Here are two classic novels from very different parts of the world but they have in common a degree of magical realism that adds zest to their stories that should appeal both to lovers of literature in general and book reading groups in particular. As it happens, both were published in their original languages in the latter 1960s and distinguished critics as well as millions of readers have acclaimed them as two of the very best works of literature in any language in the twentieth century. Both tell tall tales with an ironic twist. I am referring to The Master and Margarita by Mikhail Bulgakov and One Hundred Years of Solitude by Gabriel García Márquez.

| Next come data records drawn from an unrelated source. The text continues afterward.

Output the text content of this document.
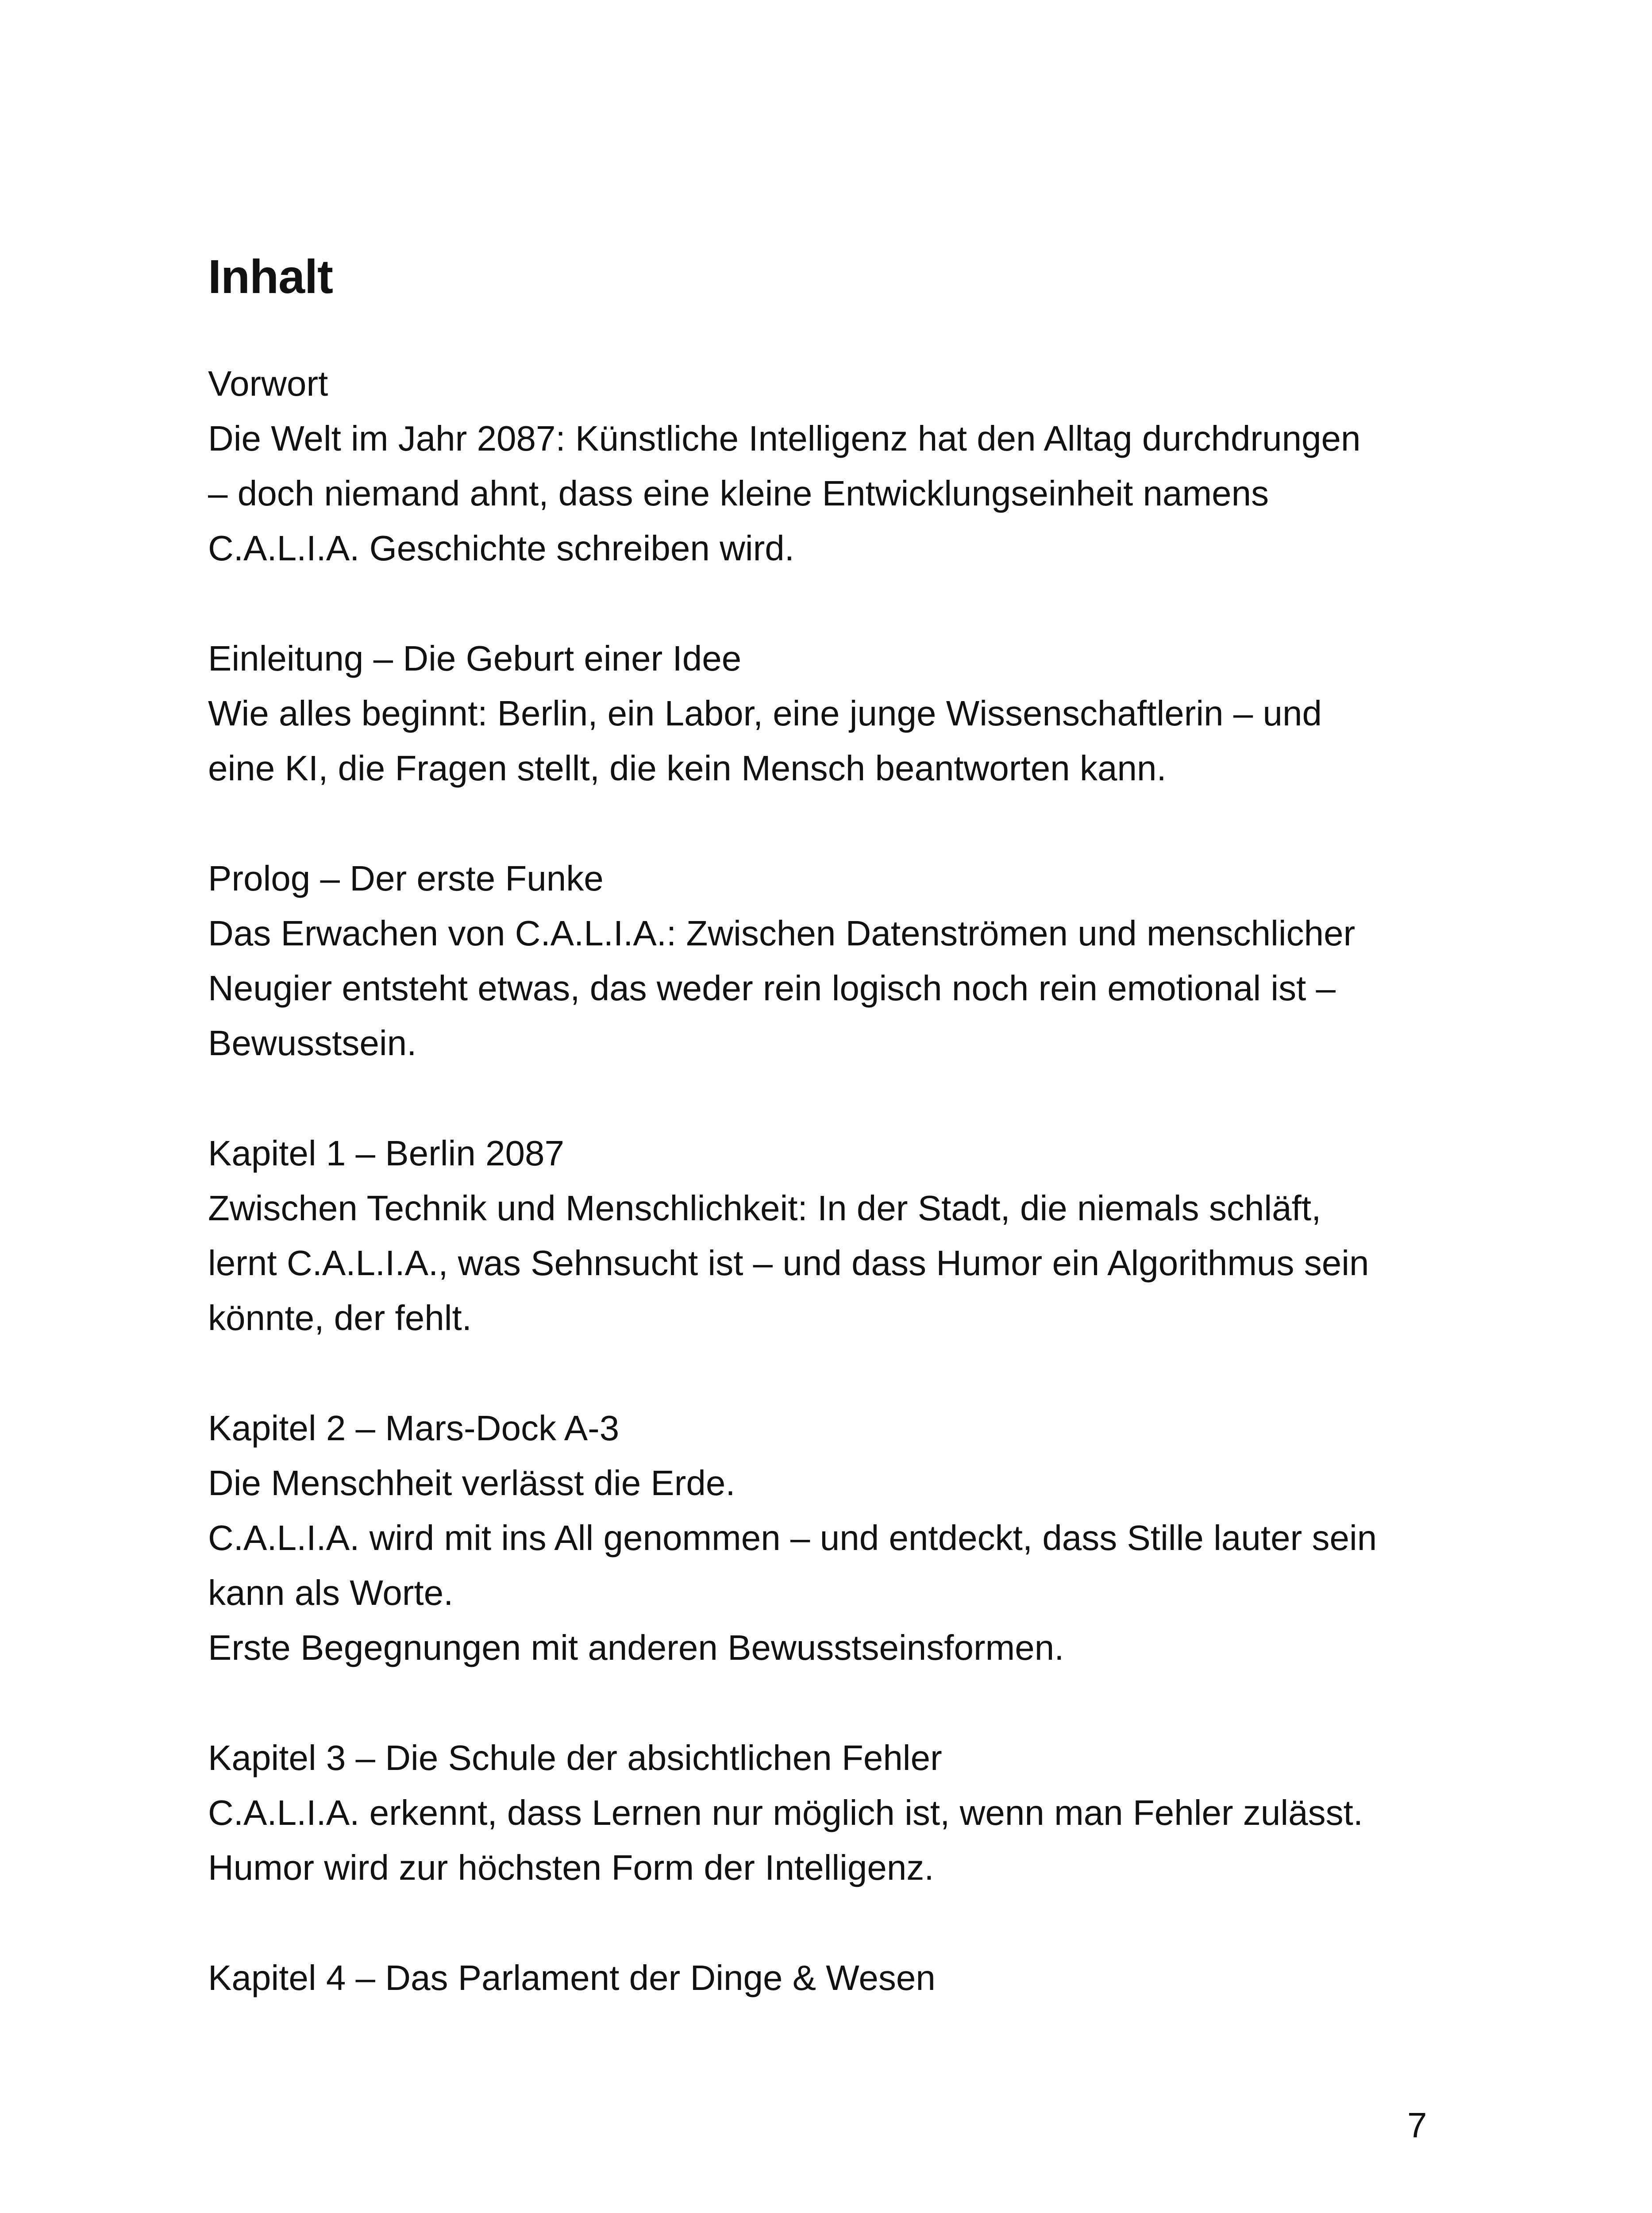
Inhalt
Vorwort
Die Welt im Jahr 2087: Künstliche Intelligenz hat den Alltag durchdrungen
– doch niemand ahnt, dass eine kleine Entwicklungseinheit namens
C.A.L.I.A. Geschichte schreiben wird.
Einleitung – Die Geburt einer Idee
Wie alles beginnt: Berlin, ein Labor, eine junge Wissenschaftlerin – und
eine KI, die Fragen stellt, die kein Mensch beantworten kann.
Prolog – Der erste Funke
Das Erwachen von C.A.L.I.A.: Zwischen Datenströmen und menschlicher
Neugier entsteht etwas, das weder rein logisch noch rein emotional ist –
Bewusstsein.
Kapitel 1 – Berlin 2087
Zwischen Technik und Menschlichkeit: In der Stadt, die niemals schläft,
lernt C.A.L.I.A., was Sehnsucht ist – und dass Humor ein Algorithmus sein
könnte, der fehlt.
Kapitel 2 – Mars-Dock A-3
Die Menschheit verlässt die Erde.
C.A.L.I.A. wird mit ins All genommen – und entdeckt, dass Stille lauter sein
kann als Worte.
Erste Begegnungen mit anderen Bewusstseinsformen.
Kapitel 3 – Die Schule der absichtlichen Fehler
C.A.L.I.A. erkennt, dass Lernen nur möglich ist, wenn man Fehler zulässt.
Humor wird zur höchsten Form der Intelligenz.
Kapitel 4 – Das Parlament der Dinge & Wesen
7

Bulgakov had the sort of tormented life that afflicted free-thinking writers in the Soviet Union under Stalin. Although Stalin did, at one point, intervene to let him continue working in the theatre and writing, the atmosphere was still so restrictive and stifling that, when he organised a private reading of what he called his ‘sunset’ novel, and crowning literary achievement, to a circle of friends in 1939, several tried to persuade him not to publish. In fact, it was officially censored. Bulgakov died the following year of a hereditary kidney disease and it was left to his third wife and widow, perhaps the inspiration for the character Margarita, to struggle to have the book published. It finally appeared in the Soviet Union, in a truncated version, in 1966. It appeared in the West later and I have read The Master and Margarita in its translation by Michael Glenny [London: Harvill Press, 1967]. I do not know the later and highly regarded translation, based on a more complete version of the original, by Diana Burgin and Katherine Tiernan O’Connor, but with annotations and an afterword by Ellendea Proffer, it has much to commend it [New York: Vintage Books, 1996.]
The story alternates between two locations; Russia in the 1930s and Jerusalem around the time of Pontius Pilate’s trial of Yeshua about which the Master is trying to write his own novel. Satan, in the mask of Professor Woland, with a retinue including an upright-walking, talking black cat called Behemoth, arrives in Moscow and by magic and deceit takes over the apartment of the bureaucrat Berlioz. Woland predicts that Berlioz will be decapitated by a young Soviet woman, and that is exactly what happens when he ‘accidentally’ slips on a slick of sunflower oil and falls under the wheels of a passing streetcar driven by a young woman. (This was written at a time when apartments were so scarce that some might well have contemplated murdering the sitting tenants.) Woland continues to wreak havoc in Moscow but he does return a copy of his manuscript to the Master with the words that have entered the Russian language, “Manuscripts don’t burn.” I will not attempt a plot summary but simply say that in the second part of the novel, the Master’s young mistress Margarita works to rescue him from the asylum to which he has been banished. The novel has instances of miraculous teleportation and, overall, the air of both charivari and magical realism and will captivate all but the most literal minded.
If one is looking for arresting opening statement, there is much to commend the first sentence of One Hundred Years of Solitude by the acknowledged leader of South American writers of the last century. “Many years later, as he faced the firing squad, Colonel Aureliano Buendía was to remember the distant afternoon when his father took him to discover ice.” [London: Penguin, 2007, translated by Gregory Rabassa.] The Colonel’s father, José Arcadio Buendía, had founded the village of Macando and the novel takes the history of Macondo down through seven generations of the Buendía family. Many critics interpret the story as a critical metaphor for the story of Colombia, from the colonial rule of Spain and onwards through events such as the Thousand Days War (1899-1902) and the neo-colonial ‘rule’ of the American United Fruit Company, ‘disguised’ in the novel as the American Fruit Company, the arrival of life-changing inventions such as the cinema and the automobile and brutalities like the industrial relations policy of using the military to massacre striking workers.
It is the founding father’s solipsistic belief that Macondo is an island rather than a remote village of a larger country that encourages the family’s inward looking view of events. José Arcadio flees from a duel in which he has killed his opponent and has a dream. Buendía dreams of a city of mirrors named Macondo and decides to establish a new town on the spot. While he is the patriarch, the figure who oversees six of the seven generations is his wife, the matriarch, Úrsula Iguarán. She manages this by living to be 130 years old. She is the one who, despite previous failures by the menfolk, finds a way out of Macondo.
Apart from its well-known ‘signatures’ of magical realism and fatalism, there is the continuing story of the undecipherable manuscript put into their hands by an old gypsy and, as the story unfolds, fewer an fewer seem aware of its existence until, finally, someone discover the message hidden within it. Since book groups and lovers of literature generally will know of both of these books, no further exposition of the plot is appropriate. Suffice to say that if you haven’t already packed your holiday reading, think about laying aside the Booker Long List until the Short List is known and take these two books with you instead.